Little Joe, as he has been called since high school days in Oakland (he is 5 ft. 7 in., 162 lbs.), pilots a blue-and-green 1977 Cadillac these days and is building a four-bedroom house on 2.6 acres above San Francisco Bay. "But I haven't changed," he insists. "I'm still concerned about doing well. I have a chance for a batting title this year. It keeps me pushing." Joe, who has been married for ten years to his high school sweetheart, says that he would marry her again tomorrow. He takes college courses in physical education when he is not hitting home runs and stealing bases, and plans to be a junior-college baseball coach when he retires from the game. Morgan vows: "I'll never be a fat cat. I'll always do constructive things." He feels not the slightest twinge of guilt about making more money than the President. "When people ask me that," he says, paraphrasing a famed riposte by Babe Ruth, "my answer is: 'Can the President hit Tom Seaver?' "
The Promoters
Beyond sheer diligence and hard work, there is a particular American tradition of salesmanship. The genre lives on among those hyperkinetic promoters who have latched or lucked onto a product of no special utility or promise and hustled the hell out of it.
Cookie Pusher. Chocolate chip cookies are not exactly new: they date back to colonial times, when they were known as tollhouse cookies. It took Cookie Pusher Wally Amos, 40, to put chic into chips.
Amos, who was the first black talent agent to be hired by William Morris, fell upon hard times in Los Angeles and rose again on his Aunt Delia's recipe for guess-what. Thanks to salivating promotion, he is baking six tons of his Famous Amos cookies each week at a factory in Nutley, N.J., and his original shop on Sunset Boulevard; the chewy entremets are sold in bon ton stores from Bloomingdale's to Neiman-Marcus, J.L. Hudson's to Robinson's.
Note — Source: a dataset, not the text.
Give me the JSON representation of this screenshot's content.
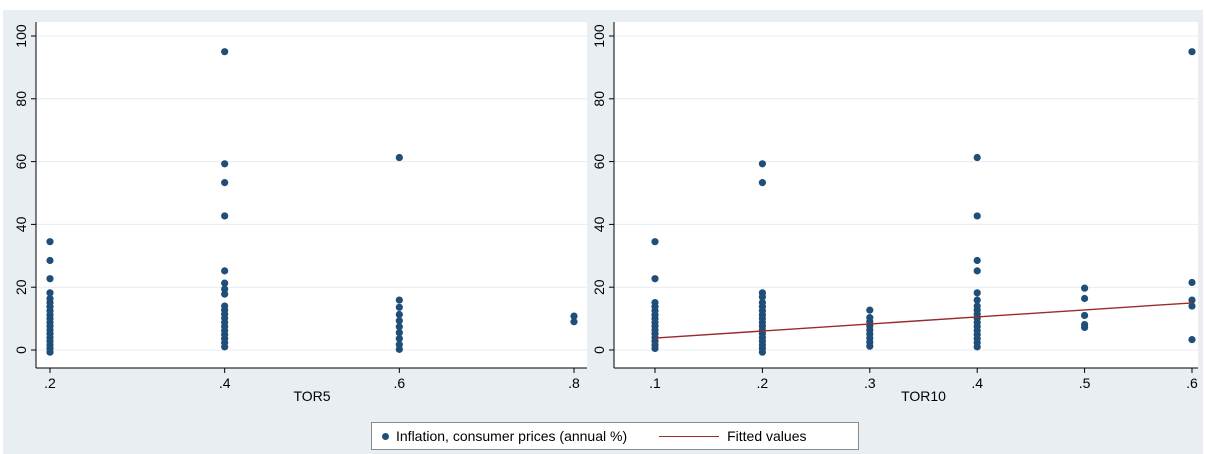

Amos got his backing from show biz cookie freaks, notably Marvin Gaye and Jeff Wald and his wife Helen Reddy, who jointly put up $11,000. Says Wald: "We invested in it for love, but as it turns out, it will probably be a better investment than any we ever made. It could be worth a few million in a couple of years." Amos is in the chips (his two-year-old company grosses more than $1 million a year), but he frets incessantly about costs (pecans and chocolate have more than doubled in price in two years). "I'm a hero in Los Angeles," he complains, "but back in Nutley I'm going nuts paying for nuts."